Zwei Minuten später kommt der Ball über Drexler und Bülter erneut zu Terodde, der in den Startraum startet und Heuer Fernandes gnadenlos überlupft. JAAAAAAAAAAAAAAA….AAAA? Die Fahne ist oben, doch der VAR schaltet sich ein und entscheidet auf gleiche Höhe. Das Tor zählt, Schalke führt mit 1:0 (8.)! Erleichtert wird der Torjingle „Blau und Weiß ein Leben lang“ rausgebrüllt, dazu gibt es „Spitzenreiter, Spitzenreiter“-Rufe.  

Die Stimmung ist natürlich jetzt richtig gut, auch „Schalke ist die Macht“ und „Wir sind Schalker“ brandet kurz auf, dennoch zeigt sich: Ohne die vollbesetzte Nordkurve mit organisiertem Support versanden die Gesänge auch sehr schnell wieder. Ein Fehltritt von Latza, der sich im Duell mit Leibold das Knie verdreht und behandelt werden muss, sorgt für einen weiteren kleinen Dämpfer.   

Langer pariert Elfmeter und der Kapitän muss von Bord

Schalke agiert jetzt trotz der Führung verhaltener und bringt so die Hanseaten besser ins Spiel. Kinsombi versucht sich an einer glasklaren Schwalbe, bei der Schiedsrichter Timo Gerach sofort abwinkt, zum Leidwesen des Publikums aber auch keine Karte vergibt.

Rund zehn Minuten später fällt der Deutsch-Kongolese erneut mit viel Show im Strafraum- und dieses Mal gibt es Elfmeter, weil Florian Flick ihn berührt hatte. Glatzel tritt an, doch Michael Langer als Vertretung der an Corona erkrankten Nummer 1 Ralf Fährmann pariert den verzögerten Schuss souverän (28.). Jawoll!

Kurz darauf muss Latza doch humpelnd vom Feld, für ihn kommt Blendi idrizi. Die Binde geht an  Victor Palsson, der sofort das Kommando übernimmt und seine Kollegen dirigiert. Meffert stoppt Terodde mit einem beherzten Griff ans Trikot und sieht die erste gelbe Karte des Spiels.

Die nächste schöne Aktion gehört Bülter, der nach einem langen Kopfballvon Drexler David verlädt, doch sein Schuss landet leider am Außennetz (36.).
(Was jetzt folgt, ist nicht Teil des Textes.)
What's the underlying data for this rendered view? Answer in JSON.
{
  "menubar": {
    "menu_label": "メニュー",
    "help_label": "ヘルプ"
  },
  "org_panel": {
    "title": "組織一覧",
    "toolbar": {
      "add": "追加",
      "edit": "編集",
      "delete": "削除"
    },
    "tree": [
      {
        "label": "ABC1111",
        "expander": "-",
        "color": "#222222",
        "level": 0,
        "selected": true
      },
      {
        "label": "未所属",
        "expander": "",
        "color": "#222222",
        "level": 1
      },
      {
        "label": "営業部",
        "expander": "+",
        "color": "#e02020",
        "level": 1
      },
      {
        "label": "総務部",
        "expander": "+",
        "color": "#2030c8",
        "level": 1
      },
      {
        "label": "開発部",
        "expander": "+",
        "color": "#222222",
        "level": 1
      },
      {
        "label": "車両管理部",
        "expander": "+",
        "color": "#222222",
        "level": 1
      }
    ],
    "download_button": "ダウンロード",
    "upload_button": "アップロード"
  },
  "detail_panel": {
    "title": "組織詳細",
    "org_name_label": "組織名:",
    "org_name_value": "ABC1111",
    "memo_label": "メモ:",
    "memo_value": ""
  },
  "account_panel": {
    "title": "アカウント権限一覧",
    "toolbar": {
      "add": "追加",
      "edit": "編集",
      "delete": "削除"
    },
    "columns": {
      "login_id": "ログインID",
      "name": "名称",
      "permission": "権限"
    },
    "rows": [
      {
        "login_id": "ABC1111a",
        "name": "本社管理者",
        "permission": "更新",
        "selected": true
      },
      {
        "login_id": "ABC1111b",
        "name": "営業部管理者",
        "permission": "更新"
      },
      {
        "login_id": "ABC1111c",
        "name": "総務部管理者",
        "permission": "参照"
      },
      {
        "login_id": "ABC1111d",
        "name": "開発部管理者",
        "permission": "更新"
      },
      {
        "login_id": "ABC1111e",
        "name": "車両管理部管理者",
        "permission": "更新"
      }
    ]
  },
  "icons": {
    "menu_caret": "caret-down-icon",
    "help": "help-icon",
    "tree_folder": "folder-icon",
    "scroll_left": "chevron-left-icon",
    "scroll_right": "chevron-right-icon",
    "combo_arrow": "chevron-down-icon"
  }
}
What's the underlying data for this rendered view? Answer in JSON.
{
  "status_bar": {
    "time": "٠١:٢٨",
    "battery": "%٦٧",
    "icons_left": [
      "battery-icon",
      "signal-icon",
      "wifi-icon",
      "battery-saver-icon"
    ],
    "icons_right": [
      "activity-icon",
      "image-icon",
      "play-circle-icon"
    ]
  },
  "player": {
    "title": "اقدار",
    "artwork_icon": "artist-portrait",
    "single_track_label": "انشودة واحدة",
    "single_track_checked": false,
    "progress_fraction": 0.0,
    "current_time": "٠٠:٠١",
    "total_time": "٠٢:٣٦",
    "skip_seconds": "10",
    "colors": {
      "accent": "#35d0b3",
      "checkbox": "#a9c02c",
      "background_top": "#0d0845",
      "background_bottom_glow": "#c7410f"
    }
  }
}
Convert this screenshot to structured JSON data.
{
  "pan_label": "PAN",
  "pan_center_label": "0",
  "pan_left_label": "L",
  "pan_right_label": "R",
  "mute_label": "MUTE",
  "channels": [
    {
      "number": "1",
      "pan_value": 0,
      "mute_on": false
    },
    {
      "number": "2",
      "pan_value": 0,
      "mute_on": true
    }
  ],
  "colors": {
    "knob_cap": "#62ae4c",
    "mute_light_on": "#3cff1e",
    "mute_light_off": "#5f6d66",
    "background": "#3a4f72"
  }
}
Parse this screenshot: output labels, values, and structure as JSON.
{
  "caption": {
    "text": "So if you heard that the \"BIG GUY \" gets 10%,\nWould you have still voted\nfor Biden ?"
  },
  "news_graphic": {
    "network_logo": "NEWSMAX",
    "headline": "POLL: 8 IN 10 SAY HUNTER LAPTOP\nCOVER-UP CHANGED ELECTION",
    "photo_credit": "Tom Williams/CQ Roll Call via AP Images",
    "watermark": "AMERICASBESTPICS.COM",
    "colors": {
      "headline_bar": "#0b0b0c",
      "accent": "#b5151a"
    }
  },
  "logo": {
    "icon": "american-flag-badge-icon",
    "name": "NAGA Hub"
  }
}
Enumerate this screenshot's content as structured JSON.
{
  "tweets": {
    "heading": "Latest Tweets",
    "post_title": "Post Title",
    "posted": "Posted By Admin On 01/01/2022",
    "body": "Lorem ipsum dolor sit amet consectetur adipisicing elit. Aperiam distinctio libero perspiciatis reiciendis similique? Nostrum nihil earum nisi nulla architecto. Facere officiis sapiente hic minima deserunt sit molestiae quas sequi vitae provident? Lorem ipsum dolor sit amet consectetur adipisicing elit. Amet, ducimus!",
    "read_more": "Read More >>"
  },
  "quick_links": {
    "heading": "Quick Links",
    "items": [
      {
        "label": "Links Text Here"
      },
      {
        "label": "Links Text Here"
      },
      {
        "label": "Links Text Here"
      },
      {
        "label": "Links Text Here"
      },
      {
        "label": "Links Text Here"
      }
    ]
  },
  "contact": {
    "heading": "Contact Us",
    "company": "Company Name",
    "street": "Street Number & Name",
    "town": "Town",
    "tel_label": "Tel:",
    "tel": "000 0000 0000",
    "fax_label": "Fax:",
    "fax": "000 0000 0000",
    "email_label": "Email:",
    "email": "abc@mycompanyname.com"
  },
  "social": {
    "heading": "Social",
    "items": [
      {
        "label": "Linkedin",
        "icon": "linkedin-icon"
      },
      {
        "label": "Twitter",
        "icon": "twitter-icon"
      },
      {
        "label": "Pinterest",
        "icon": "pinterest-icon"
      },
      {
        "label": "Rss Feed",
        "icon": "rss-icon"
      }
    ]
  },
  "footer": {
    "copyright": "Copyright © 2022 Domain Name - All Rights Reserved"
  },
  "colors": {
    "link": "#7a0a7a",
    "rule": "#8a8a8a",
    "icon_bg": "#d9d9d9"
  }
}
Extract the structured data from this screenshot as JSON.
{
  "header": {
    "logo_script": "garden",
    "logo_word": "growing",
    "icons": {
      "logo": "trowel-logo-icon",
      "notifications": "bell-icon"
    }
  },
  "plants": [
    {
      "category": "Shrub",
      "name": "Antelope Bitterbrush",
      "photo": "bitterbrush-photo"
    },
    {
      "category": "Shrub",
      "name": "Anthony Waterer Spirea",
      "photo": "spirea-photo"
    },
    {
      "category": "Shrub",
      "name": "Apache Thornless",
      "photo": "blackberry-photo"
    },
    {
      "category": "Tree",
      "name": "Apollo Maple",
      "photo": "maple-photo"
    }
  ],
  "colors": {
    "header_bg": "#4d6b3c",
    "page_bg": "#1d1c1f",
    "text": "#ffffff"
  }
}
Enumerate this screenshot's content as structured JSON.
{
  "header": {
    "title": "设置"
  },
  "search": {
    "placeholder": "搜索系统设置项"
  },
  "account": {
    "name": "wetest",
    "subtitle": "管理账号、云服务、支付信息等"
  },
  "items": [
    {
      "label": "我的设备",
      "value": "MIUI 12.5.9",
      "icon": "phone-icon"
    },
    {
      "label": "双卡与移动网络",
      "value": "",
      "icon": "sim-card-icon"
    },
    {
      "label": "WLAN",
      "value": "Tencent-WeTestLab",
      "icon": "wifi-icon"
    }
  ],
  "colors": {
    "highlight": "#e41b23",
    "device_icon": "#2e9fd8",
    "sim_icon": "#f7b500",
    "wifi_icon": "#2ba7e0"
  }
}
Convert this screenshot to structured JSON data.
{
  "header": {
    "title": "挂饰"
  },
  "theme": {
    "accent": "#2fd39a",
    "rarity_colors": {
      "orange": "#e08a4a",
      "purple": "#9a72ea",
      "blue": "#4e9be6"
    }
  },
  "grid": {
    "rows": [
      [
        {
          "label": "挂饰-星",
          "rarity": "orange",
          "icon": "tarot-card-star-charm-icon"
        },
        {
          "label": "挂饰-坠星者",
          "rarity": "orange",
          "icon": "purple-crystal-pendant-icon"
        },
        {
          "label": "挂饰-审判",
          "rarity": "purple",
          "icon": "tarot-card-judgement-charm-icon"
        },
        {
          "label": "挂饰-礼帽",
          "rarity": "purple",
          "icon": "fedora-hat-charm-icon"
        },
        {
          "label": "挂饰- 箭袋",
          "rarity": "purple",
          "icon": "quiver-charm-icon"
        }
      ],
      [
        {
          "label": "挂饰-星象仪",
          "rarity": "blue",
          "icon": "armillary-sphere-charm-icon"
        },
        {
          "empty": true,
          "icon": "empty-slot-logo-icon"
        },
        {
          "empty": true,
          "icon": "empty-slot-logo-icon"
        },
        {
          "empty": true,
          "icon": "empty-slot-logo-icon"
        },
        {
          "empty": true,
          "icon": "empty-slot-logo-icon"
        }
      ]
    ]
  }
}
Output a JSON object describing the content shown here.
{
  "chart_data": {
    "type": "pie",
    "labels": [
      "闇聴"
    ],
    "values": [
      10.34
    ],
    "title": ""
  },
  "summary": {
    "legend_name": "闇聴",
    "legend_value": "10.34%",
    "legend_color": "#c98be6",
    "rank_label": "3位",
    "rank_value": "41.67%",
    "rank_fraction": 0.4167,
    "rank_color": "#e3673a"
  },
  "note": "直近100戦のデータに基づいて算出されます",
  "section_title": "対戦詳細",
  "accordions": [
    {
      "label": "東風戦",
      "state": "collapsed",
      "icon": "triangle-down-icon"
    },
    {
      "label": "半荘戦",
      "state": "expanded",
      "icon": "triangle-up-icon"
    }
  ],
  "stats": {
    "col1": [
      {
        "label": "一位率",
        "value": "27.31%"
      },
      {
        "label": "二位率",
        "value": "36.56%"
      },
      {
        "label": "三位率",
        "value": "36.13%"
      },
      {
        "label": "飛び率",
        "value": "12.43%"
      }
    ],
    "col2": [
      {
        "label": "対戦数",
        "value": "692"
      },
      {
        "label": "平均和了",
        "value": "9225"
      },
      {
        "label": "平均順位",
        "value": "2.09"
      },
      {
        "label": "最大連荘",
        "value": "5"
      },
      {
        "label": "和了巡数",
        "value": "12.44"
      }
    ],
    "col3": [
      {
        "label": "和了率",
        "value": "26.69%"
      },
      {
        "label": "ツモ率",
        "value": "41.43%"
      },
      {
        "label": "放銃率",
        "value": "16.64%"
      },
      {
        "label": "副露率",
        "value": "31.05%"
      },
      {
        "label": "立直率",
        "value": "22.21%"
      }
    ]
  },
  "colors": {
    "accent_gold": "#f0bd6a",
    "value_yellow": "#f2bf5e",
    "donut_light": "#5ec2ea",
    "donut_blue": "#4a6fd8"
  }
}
Die Nordkurve stimmt kurz den Mythos vom Schalker Markt an; Florian Flick wird ebenfalls verwarnt. Je einen Freistoß für den HSV und Schalke später geht es inklusive drei Minuten Nachspielzeit mit der 1:0-Führung in die Pause.

Was bringt die zweite Halbzeit?

In der Pause gibt es die obligatorische Würstchen-Fanbox und Infos aus der Abteilung Fanbelange. Thomas „Kirsche“ Kirschner plaudert mit Dirk über Gebärdensprach-Service für Gehörlose, das Sommerferienprogramm der Knappenkids, das vergangene Trainingslager und eine Trikotversteigerung. Ein Gedenken an den viel zu jung verstorbenen Francesco, vielen Schalker als unschlagbar gut gelauntes Mitglied der S04-Crew bekannt, darf auch nicht fehlen.

Was bringt der zweite Durchgang sportlich? Grammozis verzichtet zunächst auf Wechsel, die Mannschaft kommt zu einem erneuten Attacke!-Trompetenstoß zurück auf das Feld. Die ersten Spielminuten sind ein offener Schlagabtausch mit leichten Feldvorteilen der Gäste. In der 52. Minute bringt Flick an der Strafraumgrenze Glatzel zu Fall – Freistoß. Zwar kann Langer den Schuss von Leibold mit einer starken Parade rauskratzen, doch Glatzel erwischt den Abpraller vor Thiaw und hebt ihn über Langer hinweg zum 1:1 ins Tor.

Zwei Minuten später heißt es erneut durchschnaufen, aber Jatta lupft knapp über das Tor (54.). Auf der Gegenseite hat Ouwejan eine Riesenchance, Schalke erneut nach vorne zu bringen, scheitert aber aus nächster Nähe an Heuer Fernandes (56.).

Späte Tore bringen Schalke auf die Verliererstraße

Florian Flick verlässt das Feld, für ihn kommt Timo Becker, der sich sofort auch nach vorne einbringt, doch weder Bülter (59.) noch Terodde können ihre Chancen verwerten: Erst scheitert der Torjäger mit einem Kopfball an Heuer Fernandes, danach prallt der Ball direkt zweimal an den Pfosten.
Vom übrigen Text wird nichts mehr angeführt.